Moreover, even the meaning of a mutation is different in the context of a positive family history: the age at first venous thrombosis with factor V Leiden is about 10 years younger in persons with a positive family history than in consecutive patients.4 The most important information that one would like to obtain from a family history is not a proxy test for factor V Leiden or any other mutation, but the likelihood that a woman will develop thrombosis if she uses oral contraceptives. Whether or not family history would be valuable for that purpose is the ultimate test.

References

  • 1.Cosmi B, Legnani C, Bernardi F, Coccheri S, Palareti G. Value of family history in identifying women at risk of venous thromboembolism during oral contraception: observational study. BMJ. 2001;322:1024–1025. doi: 10.1136/bmj.322.7293.1024. . (28 April.) [DOI] [PMC free article] [PubMed] [Google Scholar]
  • 2.Rosendaal FR. Venous thrombosis: a multicausal disease. Lancet. 1999;353:1167–1173. doi: 10.1016/s0140-6736(98)10266-0. [DOI] [PubMed] [Google Scholar]
  • 3.Vandenbroucke JP, van der Meer FJM, Helmerhorst FM, Rosendaal FR. Factor V Leiden: should we screen oral contraceptive users and pregnant women? BMJ. 1996;313:1127–1130. doi: 10.1136/bmj.313.7065.1127. [DOI] [PMC free article] [PubMed] [Google Scholar]
  • 4.Lensen RP, Rosendaal FR, Koster T, Allaart CF, de Ronde H, Vandenbroucke JP, et al. Apparent different thrombotic tendency in patients with factor V Leiden and protein C deficiency due to selection of patients. Blood. 1996;88:4205–4208. [PubMed] [Google Scholar]
BMJ. 2001 Sep 29;323(7315):752.

Author's reply

Benilde Cosmi 1

Editor—The finding of an equal predictive value of a positive and negative family history of venous thromboembolism might be because of the type of family history that was considered to be positive—that is, one first or second degree relative. However, because of the demographic changes in Italy over the past three decades, modern families are now small and many siblings are extremely rare.

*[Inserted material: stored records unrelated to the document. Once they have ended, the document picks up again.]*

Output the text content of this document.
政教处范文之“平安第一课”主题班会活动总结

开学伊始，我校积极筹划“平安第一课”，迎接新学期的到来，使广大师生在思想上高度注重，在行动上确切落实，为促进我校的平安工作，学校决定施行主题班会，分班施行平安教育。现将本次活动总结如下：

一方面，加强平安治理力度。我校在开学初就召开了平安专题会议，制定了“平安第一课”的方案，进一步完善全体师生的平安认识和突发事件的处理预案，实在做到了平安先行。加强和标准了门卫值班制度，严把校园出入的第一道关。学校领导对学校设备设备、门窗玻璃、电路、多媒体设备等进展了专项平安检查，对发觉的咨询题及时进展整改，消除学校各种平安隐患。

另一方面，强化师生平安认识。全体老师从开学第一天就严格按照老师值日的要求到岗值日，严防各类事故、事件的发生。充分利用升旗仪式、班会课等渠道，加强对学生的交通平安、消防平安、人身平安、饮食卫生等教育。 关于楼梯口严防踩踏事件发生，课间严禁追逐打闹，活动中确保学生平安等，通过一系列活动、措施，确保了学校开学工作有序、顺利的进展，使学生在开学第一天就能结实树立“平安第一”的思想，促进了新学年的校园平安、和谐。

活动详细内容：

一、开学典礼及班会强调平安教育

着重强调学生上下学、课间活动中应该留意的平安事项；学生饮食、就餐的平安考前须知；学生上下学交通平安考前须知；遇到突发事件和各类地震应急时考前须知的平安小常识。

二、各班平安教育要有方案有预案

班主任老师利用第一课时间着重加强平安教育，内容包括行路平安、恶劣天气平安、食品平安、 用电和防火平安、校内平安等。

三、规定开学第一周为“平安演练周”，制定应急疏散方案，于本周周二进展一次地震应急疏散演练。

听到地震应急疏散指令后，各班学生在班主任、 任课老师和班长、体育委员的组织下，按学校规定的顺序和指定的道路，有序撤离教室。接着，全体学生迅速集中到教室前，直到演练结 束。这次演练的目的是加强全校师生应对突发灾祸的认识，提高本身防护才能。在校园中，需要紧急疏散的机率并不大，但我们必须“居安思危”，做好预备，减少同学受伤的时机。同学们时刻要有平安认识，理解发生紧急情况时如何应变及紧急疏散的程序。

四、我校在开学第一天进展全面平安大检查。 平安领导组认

As a result, it would be quite difficult to find young women with two or more relatives with a history of venous thromboembolism.

Our study was prompted by the question whether clinicians can identify women at risk of venous thromboembolism during contraception only on the basis of family history. A positive personal or family history, or both, can be considered in itself a contraindication to oral contraception regardless of any thrombophilic defect. In the case of a positive history, screening for thrombophilia may be irrelevant because, even if no thrombophilic defects are found, the decision may be based only on clinical grounds. The problem can arise when clinicians obtain a negative personal or family history. We agree that family history cannot be a proxy test for any thrombophilic mutation, but it indicates the likelihood that a woman will develop thrombosis during oral contraception.

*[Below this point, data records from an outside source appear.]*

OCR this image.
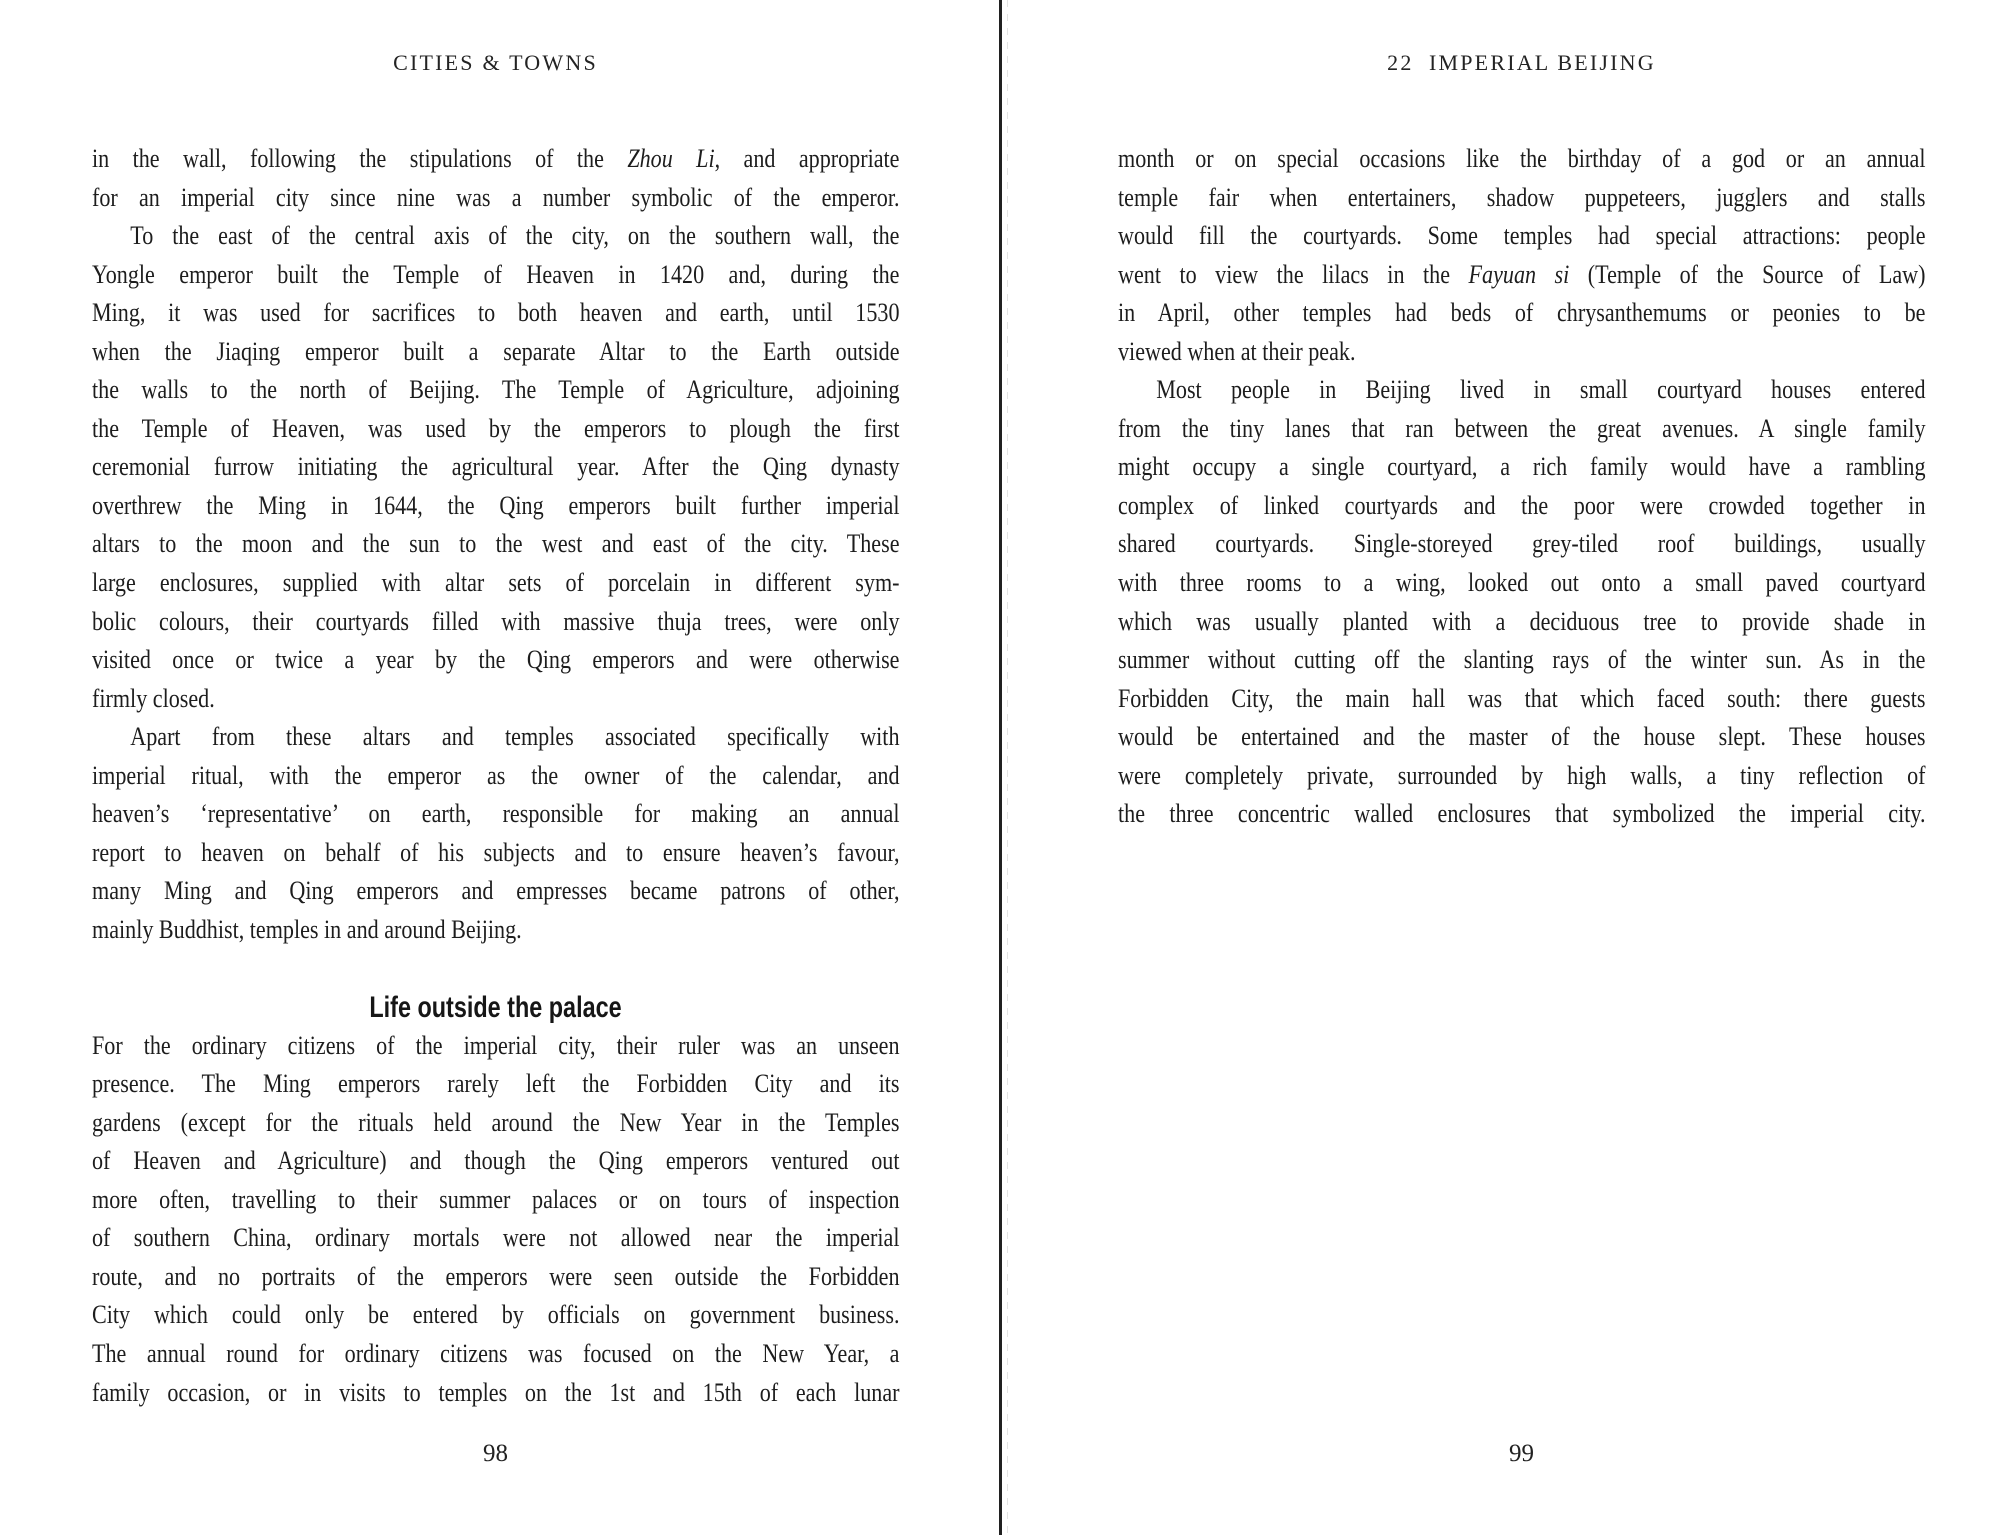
CITIES & TOWNS
in the wall, following the stipulations of the Zhou Li, and appropriate
for an imperial city since nine was a number symbolic of the emperor.
To the east of the central axis of the city, on the southern wall, the
Yongle emperor built the Temple of Heaven in 1420 and, during the
Ming, it was used for sacrifices to both heaven and earth, until 1530
when the Jiaqing emperor built a separate Altar to the Earth outside
the walls to the north of Beijing. The Temple of Agriculture, adjoining
the Temple of Heaven, was used by the emperors to plough the first
ceremonial furrow initiating the agricultural year. After the Qing dynasty
overthrew the Ming in 1644, the Qing emperors built further imperial
altars to the moon and the sun to the west and east of the city. These
large enclosures, supplied with altar sets of porcelain in different sym-
bolic colours, their courtyards filled with massive thuja trees, were only
visited once or twice a year by the Qing emperors and were otherwise
firmly closed.
Apart from these altars and temples associated specifically with
imperial ritual, with the emperor as the owner of the calendar, and
heaven’s ‘representative’ on earth, responsible for making an annual
report to heaven on behalf of his subjects and to ensure heaven’s favour,
many Ming and Qing emperors and empresses became patrons of other,
mainly Buddhist, temples in and around Beijing.
Life outside the palace
For the ordinary citizens of the imperial city, their ruler was an unseen
presence. The Ming emperors rarely left the Forbidden City and its
gardens (except for the rituals held around the New Year in the Temples
of Heaven and Agriculture) and though the Qing emperors ventured out
more often, travelling to their summer palaces or on tours of inspection
of southern China, ordinary mortals were not allowed near the imperial
route, and no portraits of the emperors were seen outside the Forbidden
City which could only be entered by officials on government business.
The annual round for ordinary citizens was focused on the New Year, a
family occasion, or in visits to temples on the 1st and 15th of each lunar
98
22  IMPERIAL BEIJING
month or on special occasions like the birthday of a god or an annual
temple fair when entertainers, shadow puppeteers, jugglers and stalls
would fill the courtyards. Some temples had special attractions: people
went to view the lilacs in the Fayuan si (Temple of the Source of Law)
in April, other temples had beds of chrysanthemums or peonies to be
viewed when at their peak.
Most people in Beijing lived in small courtyard houses entered
from the tiny lanes that ran between the great avenues. A single family
might occupy a single courtyard, a rich family would have a rambling
complex of linked courtyards and the poor were crowded together in
shared courtyards. Single-storeyed grey-tiled roof buildings, usually
with three rooms to a wing, looked out onto a small paved courtyard
which was usually planted with a deciduous tree to provide shade in
summer without cutting off the slanting rays of the winter sun. As in the
Forbidden City, the main hall was that which faced south: there guests
would be entertained and the master of the house slept. These houses
were completely private, surrounded by high walls, a tiny reflection of
the three concentric walled enclosures that symbolized the imperial city.
99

We also know that oral contraceptives may trigger thromboembolic complications in women with unrecognised thrombophilic defects. Thus women with thrombophilic defects can be considered at higher risk of developing thrombotic complications, even though the absolute risk is low. Is it necessary to search for thrombophilic defects if personal or family history is negative? Possibly not if the problem is considered from an epidemiological point of view because universal screening is not cost effective. However, women cannot be denied the knowledge and the information about the possibility of screening. We do not yet have an understanding of the biological basis of thrombotic complications during oral contraception and we have no other means of identifying women at risk of such complications. Apart from the risk of fatal pulmonary embolism, the morbidity and cost and side effects of venous thromboembolism cannot be ignored by clinicians.

Moreover, clinicians constantly face litigation, which could arise from incomplete information and the finding of a thrombophilic defect after an episode of venous thromboembolism during oral contraception.